The directory is reviewed once per year. Individual profiles are updated on a rolling basis when significant new AI product work, team changes, or validation signals emerge. Factual corrections and profile updates can be submitted via the Contact page with supporting documentation.
Agencies are identified through our own research process. If an agency is not listed, it either did not meet the inclusion threshold, lacked sufficient verifiable AI product portfolio work, or has not yet been reviewed.
We check live deployed products for the AI features described in case studies. We look for the specific interaction patterns that AI products require — uncertainty states, confidence indicators, output refinement flows, fallback states — in the live experience. We assess whether the case study describes the AI-specific design decisions made, not just the visual output. Agencies that can only show static screens without describing the AI interaction architecture have not demonstrated AI product UX depth.
AI product UX means designing the user experience of the AI system itself — how users interact with model outputs, how uncertainty is communicated, how trust is built when outputs vary. Working with an AI company as a client is not equivalent unless the specific work involved designing that interaction. An agency that designed an AI company's brand identity, marketing site, or onboarding flow has client history in the AI sector but not AI product UX experience.
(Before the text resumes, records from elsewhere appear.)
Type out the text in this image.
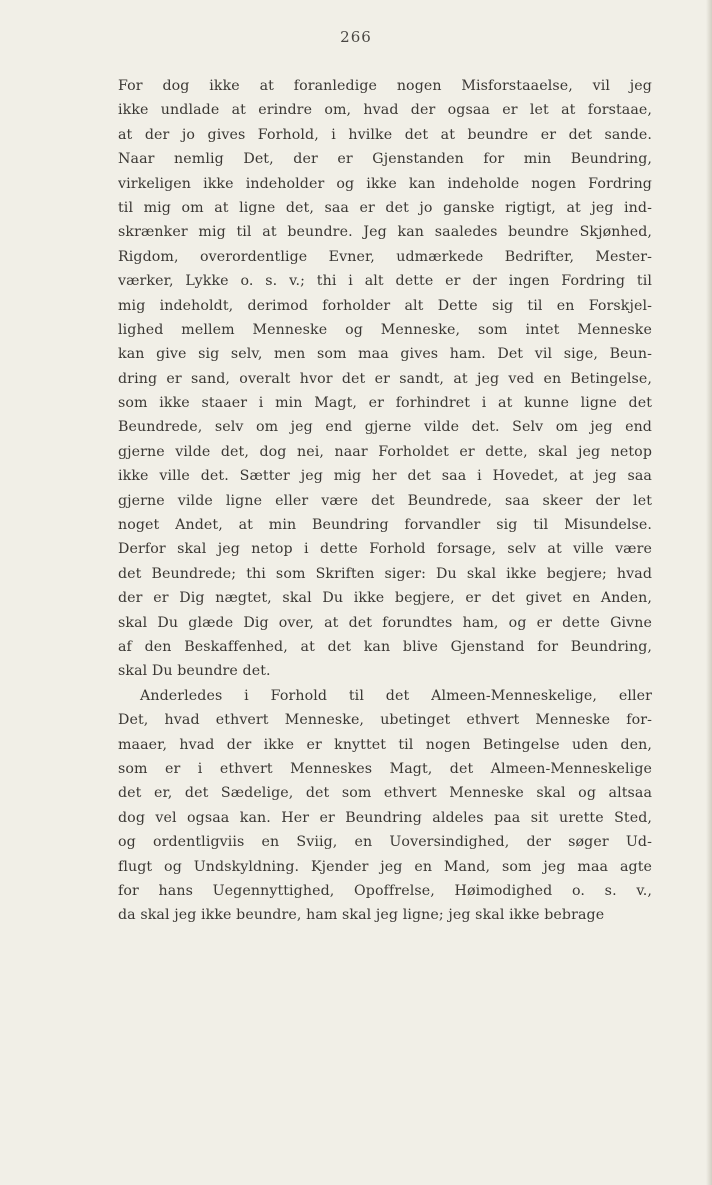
266
For dog ikke at foranledige nogen Misforstaaelse, vil jeg
ikke undlade at erindre om, hvad der ogsaa er let at forstaae,
at der jo gives Forhold, i hvilke det at beundre er det sande.
Naar nemlig Det, der er Gjenstanden for min Beundring,
virkeligen ikke indeholder og ikke kan indeholde nogen Fordring
til mig om at ligne det, saa er det jo ganske rigtigt, at jeg ind-
skrænker mig til at beundre. Jeg kan saaledes beundre Skjønhed,
Rigdom, overordentlige Evner, udmærkede Bedrifter, Mester-
værker, Lykke o. s. v.; thi i alt dette er der ingen Fordring til
mig indeholdt, derimod forholder alt Dette sig til en Forskjel-
lighed mellem Menneske og Menneske, som intet Menneske
kan give sig selv, men som maa gives ham. Det vil sige, Beun-
dring er sand, overalt hvor det er sandt, at jeg ved en Betingelse,
som ikke staaer i min Magt, er forhindret i at kunne ligne det
Beundrede, selv om jeg end gjerne vilde det. Selv om jeg end
gjerne vilde det, dog nei, naar Forholdet er dette, skal jeg netop
ikke ville det. Sætter jeg mig her det saa i Hovedet, at jeg saa
gjerne vilde ligne eller være det Beundrede, saa skeer der let
noget Andet, at min Beundring forvandler sig til Misundelse.
Derfor skal jeg netop i dette Forhold forsage, selv at ville være
det Beundrede; thi som Skriften siger: Du skal ikke begjere; hvad
der er Dig nægtet, skal Du ikke begjere, er det givet en Anden,
skal Du glæde Dig over, at det forundtes ham, og er dette Givne
af den Beskaffenhed, at det kan blive Gjenstand for Beundring,
skal Du beundre det.
Anderledes i Forhold til det Almeen-Menneskelige, eller
Det, hvad ethvert Menneske, ubetinget ethvert Menneske for-
maaer, hvad der ikke er knyttet til nogen Betingelse uden den,
som er i ethvert Menneskes Magt, det Almeen-Menneskelige
det er, det Sædelige, det som ethvert Menneske skal og altsaa
dog vel ogsaa kan. Her er Beundring aldeles paa sit urette Sted,
og ordentligviis en Sviig, en Uoversindighed, der søger Ud-
flugt og Undskyldning. Kjender jeg en Mand, som jeg maa agte
for hans Uegennyttighed, Opoffrelse, Høimodighed o. s. v.,
da skal jeg ikke beundre, ham skal jeg ligne; jeg skal ikke bebrage
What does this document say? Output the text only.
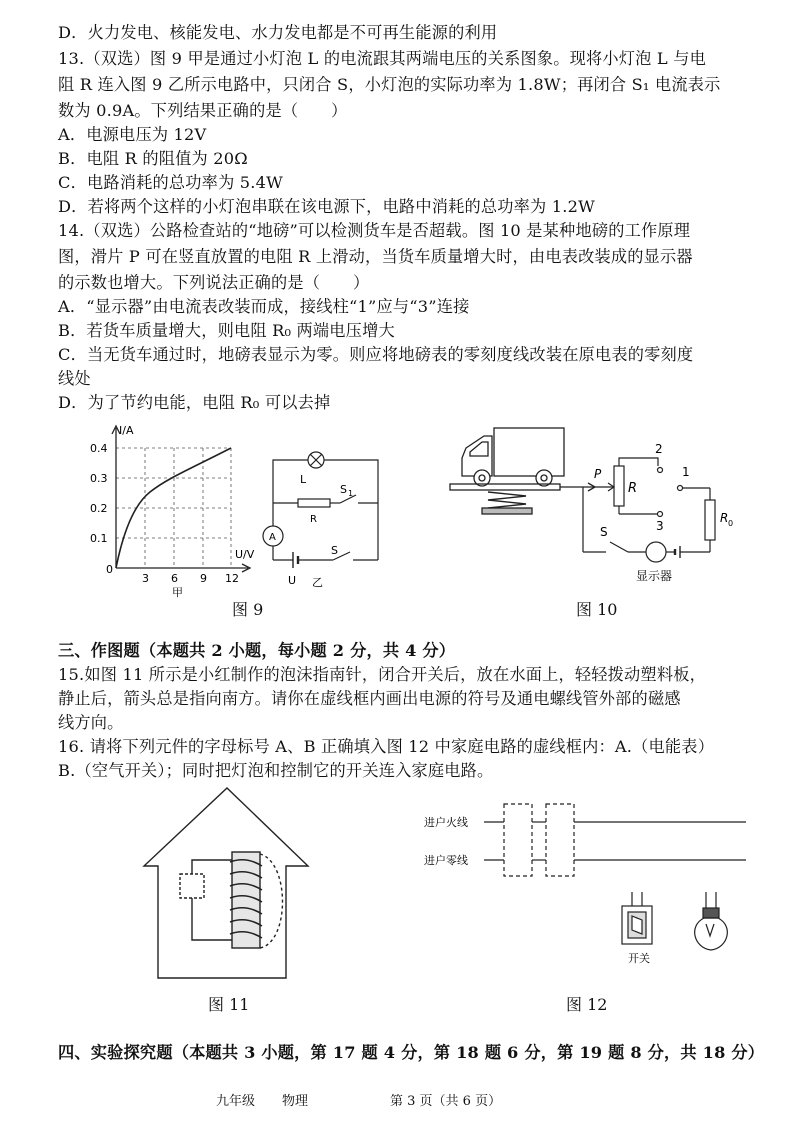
D．火力发电、核能发电、水力发电都是不可再生能源的利用
13.（双选）图 9 甲是通过小灯泡 L 的电流跟其两端电压的关系图象。现将小灯泡 L 与电
阻 R 连入图 9 乙所示电路中，只闭合 S，小灯泡的实际功率为 1.8W；再闭合 S₁ 电流表示
数为 0.9A。下列结果正确的是（　　）
A．电源电压为 12V
B．电阻 R 的阻值为 20Ω
C．电路消耗的总功率为 5.4W
D．若将两个这样的小灯泡串联在该电源下，电路中消耗的总功率为 1.2W
14.（双选）公路检查站的“地磅”可以检测货车是否超载。图 10 是某种地磅的工作原理
图，滑片 P 可在竖直放置的电阻 R 上滑动，当货车质量增大时，由电表改装成的显示器
的示数也增大。下列说法正确的是（　　）
A．“显示器”由电流表改装而成，接线柱“1”应与“3”连接
B．若货车质量增大，则电阻 R₀ 两端电压增大
C．当无货车通过时，地磅表显示为零。则应将地磅表的零刻度线改装在原电表的零刻度
线处
D．为了节约电能，电阻 R₀ 可以去掉
I/A
U/V
0
0.4
0.3
0.2
0.1
3 6 9 12
甲
A
L
R
S 1
S
U 乙
图 9
P
R
2
1
3
R 0
S
显示器
图 10
三、作图题（本题共 2 小题，每小题 2 分，共 4 分）
15.如图 11 所示是小红制作的泡沫指南针，闭合开关后，放在水面上，轻轻拨动塑料板，
静止后，箭头总是指向南方。请你在虚线框内画出电源的符号及通电螺线管外部的磁感
线方向。
16. 请将下列元件的字母标号 A、B 正确填入图 12 中家庭电路的虚线框内：A.（电能表）
B.（空气开关）；同时把灯泡和控制它的开关连入家庭电路。
图 11
进户火线
进户零线
开关
图 12
四、实验探究题（本题共 3 小题，第 17 题 4 分，第 18 题 6 分，第 19 题 8 分，共 18 分）
九年级 物理	第 3 页（共 6 页）
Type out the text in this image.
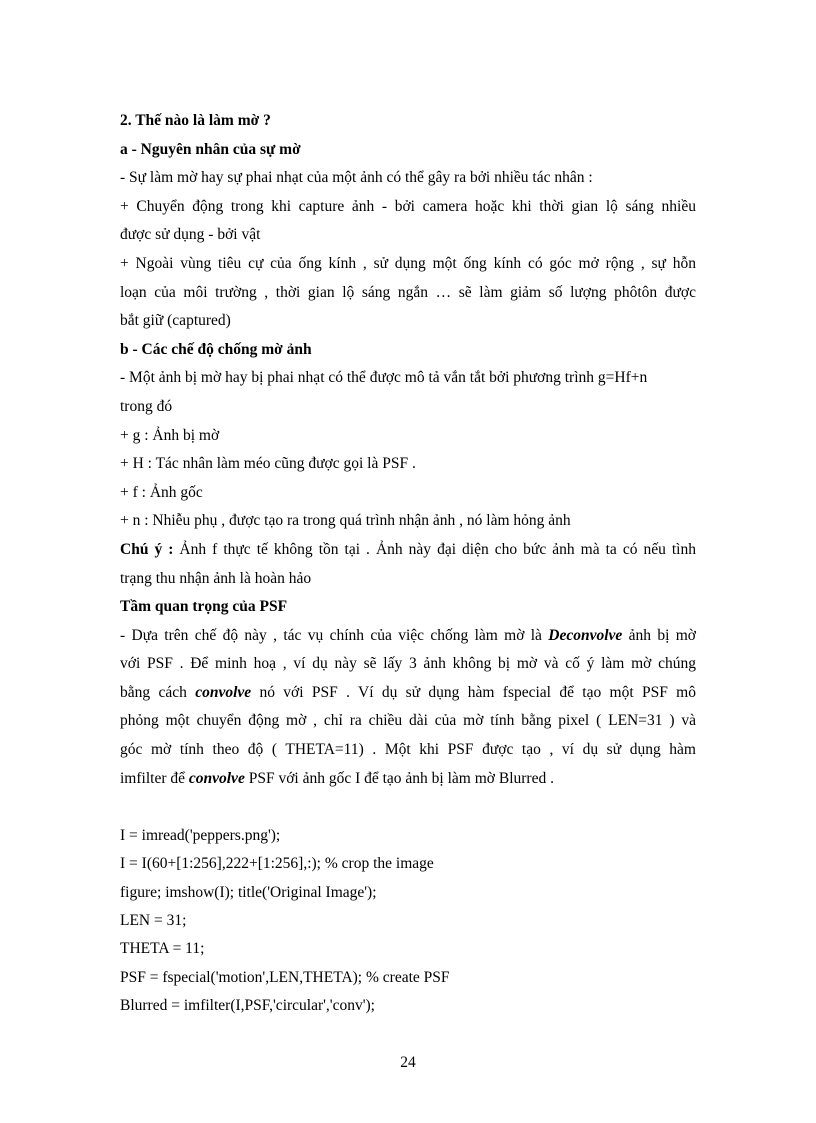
2. Thế nào là làm mờ ?

a - Nguyên nhân của sự mờ

- Sự làm mờ hay sự phai nhạt của một ảnh có thể gây ra bởi nhiều tác nhân :

+ Chuyển động trong khi capture ảnh - bởi camera hoặc khi thời gian lộ sáng nhiều

được sử dụng - bởi vật

+ Ngoài vùng tiêu cự của ống kính , sử dụng một ống kính có góc mở rộng , sự hỗn

loạn của môi trường , thời gian lộ sáng ngắn … sẽ làm giảm số lượng phôtôn được

bắt giữ (captured)

b - Các chế độ chống mờ ảnh

- Một ảnh bị mờ hay bị phai nhạt có thể được mô tả vắn tắt bởi phương trình g=Hf+n

trong đó

+ g : Ảnh bị mờ

+ H : Tác nhân làm méo cũng được gọi là PSF .

+ f : Ảnh gốc

+ n : Nhiễu phụ , được tạo ra trong quá trình nhận ảnh , nó làm hỏng ảnh

Chú ý : Ảnh f thực tế không tồn tại . Ảnh này đại diện cho bức ảnh mà ta có nếu tình

trạng thu nhận ảnh là hoàn hảo

Tầm quan trọng của PSF

- Dựa trên chế độ này , tác vụ chính của việc chống làm mờ là Deconvolve ảnh bị mờ

với PSF . Để minh hoạ , ví dụ này sẽ lấy 3 ảnh không bị mờ và cố ý làm mờ chúng

bằng cách convolve nó với PSF . Ví dụ sử dụng hàm fspecial để tạo một PSF mô

phỏng một chuyển động mờ , chỉ ra chiều dài của mờ tính bằng pixel ( LEN=31 ) và

góc mờ tính theo độ ( THETA=11) . Một khi PSF được tạo , ví dụ sử dụng hàm

imfilter để convolve PSF với ảnh gốc I để tạo ảnh bị làm mờ Blurred .

I = imread('peppers.png');

I = I(60+[1:256],222+[1:256],:); % crop the image

figure; imshow(I); title('Original Image');

LEN = 31;

THETA = 11;

PSF = fspecial('motion',LEN,THETA); % create PSF

Blurred = imfilter(I,PSF,'circular','conv');

24
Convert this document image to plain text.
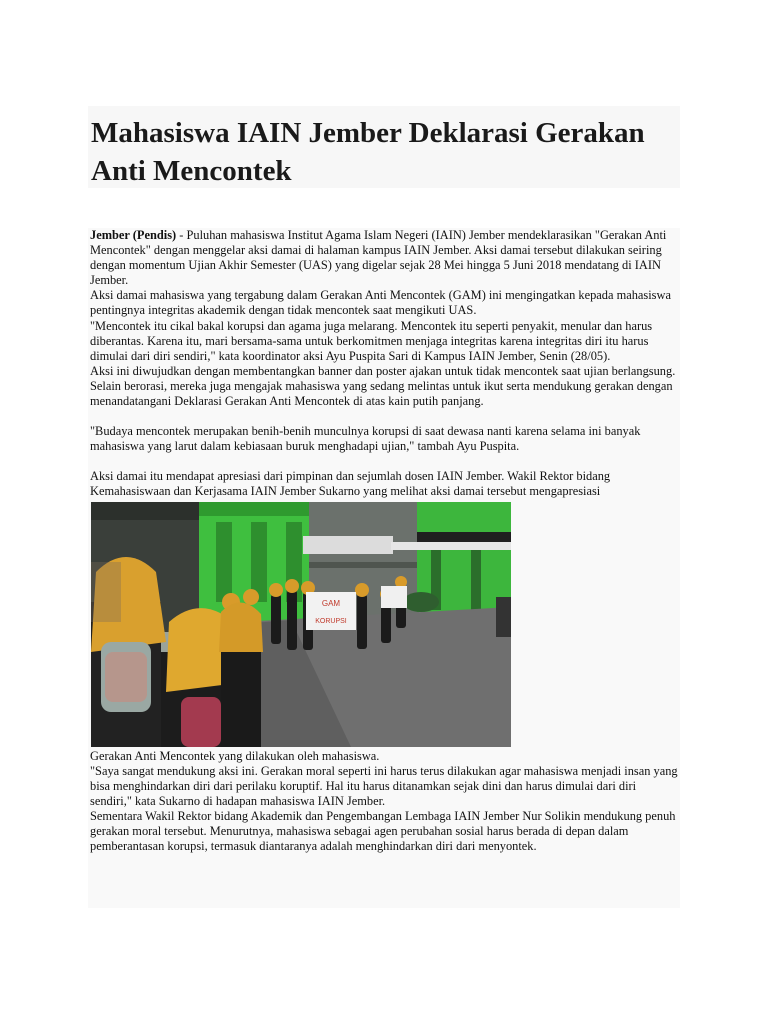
Mahasiswa IAIN Jember Deklarasi Gerakan Anti Mencontek

Jember (Pendis) - Puluhan mahasiswa Institut Agama Islam Negeri (IAIN) Jember mendeklarasikan "Gerakan Anti Mencontek" dengan menggelar aksi damai di halaman kampus IAIN Jember. Aksi damai tersebut dilakukan seiring dengan momentum Ujian Akhir Semester (UAS) yang digelar sejak 28 Mei hingga 5 Juni 2018 mendatang di IAIN Jember.

Aksi damai mahasiswa yang tergabung dalam Gerakan Anti Mencontek (GAM) ini mengingatkan kepada mahasiswa pentingnya integritas akademik dengan tidak mencontek saat mengikuti UAS.

"Mencontek itu cikal bakal korupsi dan agama juga melarang. Mencontek itu seperti penyakit, menular dan harus diberantas. Karena itu, mari bersama-sama untuk berkomitmen menjaga integritas karena integritas diri itu harus dimulai dari diri sendiri," kata koordinator aksi Ayu Puspita Sari di Kampus IAIN Jember, Senin (28/05).

Aksi ini diwujudkan dengan membentangkan banner dan poster ajakan untuk tidak mencontek saat ujian berlangsung. Selain berorasi, mereka juga mengajak mahasiswa yang sedang melintas untuk ikut serta mendukung gerakan dengan menandatangani Deklarasi Gerakan Anti Mencontek di atas kain putih panjang.

"Budaya mencontek merupakan benih-benih munculnya korupsi di saat dewasa nanti karena selama ini banyak mahasiswa yang larut dalam kebiasaan buruk menghadapi ujian," tambah Ayu Puspita.

Aksi damai itu mendapat apresiasi dari pimpinan dan sejumlah dosen IAIN Jember. Wakil Rektor bidang Kemahasiswaan dan Kerjasama IAIN Jember Sukarno yang melihat aksi damai tersebut mengapresiasi

GAM
KORUPSI

Gerakan Anti Mencontek yang dilakukan oleh mahasiswa.

"Saya sangat mendukung aksi ini. Gerakan moral seperti ini harus terus dilakukan agar mahasiswa menjadi insan yang bisa menghindarkan diri dari perilaku koruptif. Hal itu harus ditanamkan sejak dini dan harus dimulai dari diri sendiri," kata Sukarno di hadapan mahasiswa IAIN Jember.

Sementara Wakil Rektor bidang Akademik dan Pengembangan Lembaga IAIN Jember Nur Solikin mendukung penuh gerakan moral tersebut. Menurutnya, mahasiswa sebagai agen perubahan sosial harus berada di depan dalam pemberantasan korupsi, termasuk diantaranya adalah menghindarkan diri dari menyontek.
Several possibilities: their AI product portfolio didn't meet the inclusion threshold, their work with AI companies was primarily in brand or marketing rather than product UX, or they have not yet been reviewed. Reputation and client prestige are not substitutes for demonstrated AI product UX capability.
The agencies in this directory serve fundamentally different AI product types — generative consumer tools, enterprise ML dashboards, autonomous systems, LLM-powered SaaS. Scoring a consumer generative AI specialist against an enterprise intelligent dashboard specialist on the same numeric scale implies a comparability that doesn't exist. Profile-level positioning with explicit best-for and not-a-fit-for guidance communicates fit more accurately than a ranking.
Once per year in full. Individual profiles are updated on a rolling basis when significant new AI product work, methodology changes, or validation signals emerge. Given how rapidly the AI product market moves, agencies that have shipped notable new AI product work between annual reviews may be updated before the next cycle.